Stella and the three children—hard-mouthed Jared and fair-haired Esther looking superior if not quite sneering, soft-bodied Teddy gazing with that aggravating undercurrent of fright—were seated in the front pew, and Mr. and Mrs. Dearholt, having elected for this weekend to stay and roast in Paterson, were behind them, with four empty pews intervening. Dearholt’s oval glasses flashed; his wide wife wore a ghost of a deferential smile behind her dotted veil. Clarence had captured the congregation’s attention. He had knotted his straitjacket; now to get out of it, like the great Houdini.

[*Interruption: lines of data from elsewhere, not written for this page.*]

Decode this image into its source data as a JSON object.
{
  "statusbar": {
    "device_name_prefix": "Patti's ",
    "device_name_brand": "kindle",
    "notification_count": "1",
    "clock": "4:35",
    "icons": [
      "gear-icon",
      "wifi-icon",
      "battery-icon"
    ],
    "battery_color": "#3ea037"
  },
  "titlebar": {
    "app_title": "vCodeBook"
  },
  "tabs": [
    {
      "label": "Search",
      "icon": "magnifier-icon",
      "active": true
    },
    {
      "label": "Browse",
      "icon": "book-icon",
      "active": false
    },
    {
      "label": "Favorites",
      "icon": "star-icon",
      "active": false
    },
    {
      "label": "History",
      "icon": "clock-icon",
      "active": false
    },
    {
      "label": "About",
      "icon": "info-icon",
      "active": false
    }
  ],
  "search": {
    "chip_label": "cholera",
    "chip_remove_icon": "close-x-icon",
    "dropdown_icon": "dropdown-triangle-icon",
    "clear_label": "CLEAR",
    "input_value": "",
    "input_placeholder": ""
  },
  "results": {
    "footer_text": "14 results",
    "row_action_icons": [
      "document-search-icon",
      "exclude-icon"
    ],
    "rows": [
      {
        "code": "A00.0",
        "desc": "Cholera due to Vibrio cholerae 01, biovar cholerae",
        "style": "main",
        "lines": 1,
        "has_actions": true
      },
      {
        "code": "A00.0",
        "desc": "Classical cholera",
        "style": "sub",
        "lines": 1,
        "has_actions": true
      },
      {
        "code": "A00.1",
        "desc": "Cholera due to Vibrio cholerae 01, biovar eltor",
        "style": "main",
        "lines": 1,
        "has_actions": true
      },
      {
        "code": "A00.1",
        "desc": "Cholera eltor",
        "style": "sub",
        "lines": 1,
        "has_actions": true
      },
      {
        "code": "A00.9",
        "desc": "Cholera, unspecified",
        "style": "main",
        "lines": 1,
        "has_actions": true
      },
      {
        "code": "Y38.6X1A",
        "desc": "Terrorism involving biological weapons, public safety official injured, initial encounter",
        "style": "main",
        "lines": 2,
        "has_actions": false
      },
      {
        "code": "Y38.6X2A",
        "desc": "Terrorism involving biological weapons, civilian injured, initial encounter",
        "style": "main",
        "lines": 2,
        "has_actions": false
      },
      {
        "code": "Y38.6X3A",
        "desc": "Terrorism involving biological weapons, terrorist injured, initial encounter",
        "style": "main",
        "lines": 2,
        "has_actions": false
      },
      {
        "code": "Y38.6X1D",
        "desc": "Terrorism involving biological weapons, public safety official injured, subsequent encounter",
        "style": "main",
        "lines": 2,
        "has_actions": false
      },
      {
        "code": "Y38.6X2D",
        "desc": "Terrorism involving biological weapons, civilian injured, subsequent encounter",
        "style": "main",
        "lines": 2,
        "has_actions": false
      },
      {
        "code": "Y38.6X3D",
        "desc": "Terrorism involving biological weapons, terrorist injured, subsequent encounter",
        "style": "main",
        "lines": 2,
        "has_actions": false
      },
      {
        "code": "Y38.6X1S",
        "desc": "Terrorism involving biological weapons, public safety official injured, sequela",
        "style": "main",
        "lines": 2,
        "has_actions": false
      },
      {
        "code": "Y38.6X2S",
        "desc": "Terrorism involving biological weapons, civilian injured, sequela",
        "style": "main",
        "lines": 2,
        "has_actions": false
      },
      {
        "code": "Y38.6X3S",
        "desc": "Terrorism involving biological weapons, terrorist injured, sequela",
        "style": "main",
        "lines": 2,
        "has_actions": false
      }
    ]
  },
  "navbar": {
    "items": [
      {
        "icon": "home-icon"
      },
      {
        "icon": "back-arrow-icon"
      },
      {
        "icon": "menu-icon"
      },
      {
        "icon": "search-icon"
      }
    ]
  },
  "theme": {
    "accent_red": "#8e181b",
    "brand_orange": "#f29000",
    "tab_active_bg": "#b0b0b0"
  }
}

“What might we say to this fierce indictment? That there is pain and brutality in the Bible, no one denies; it describes Mankind, and pain is a fact of human existence. The God of the Old Testament did not distance Himself from His chosen people; He participated in their struggles and made Israel’s enemies His own. Israel’s own transgressions grieved Him and incited Him to a terrible wrath. Ours is no aloof Lord—no Buddha beyond it all or Zeus making light of mortal travail. Among the world religions Christianity is unique in presenting a suffering God, a God who took human suffering upon Himself and in His agony gave birth to mankind’s salvation. He defeated death, which means He had to lay His hands upon death, as the Old Testament Jehovah laid hands
upon Jacob and wrestled with him all the night long. We do not worship a God immensely above us, out of human reach, but One Who does not disdain to touch us, to lay even rough hands upon us, and in that brief Lifetime recounted in the New Testament to descend to our condition, and to speak to men in metaphors drawn from their daily lives.
“For what does a farmer
do
with tares, with weeds? He
burns
them, to keep his fields tidy and to destroy those weed seeds, which otherwise would find fertile soil and bring forth in the next season a crop of weeds greater than ever. The economy of agriculture demands selection, demands winnowing. Earlier in the Gospel of Matthew, John the Baptist announces to Judea’s generation of vipers, ‘Every tree which bringest not forth good fruit is hewn down, and cast into the fire.’ One greater than he, John the Baptist announces, will come and ‘baptize you with the Holy Ghost, and with fire: Whose fan is in his hand, and he will thoroughly purge his floor, and gather his wheat into the garner; but he will burn up the chaff with unquenchable fire.’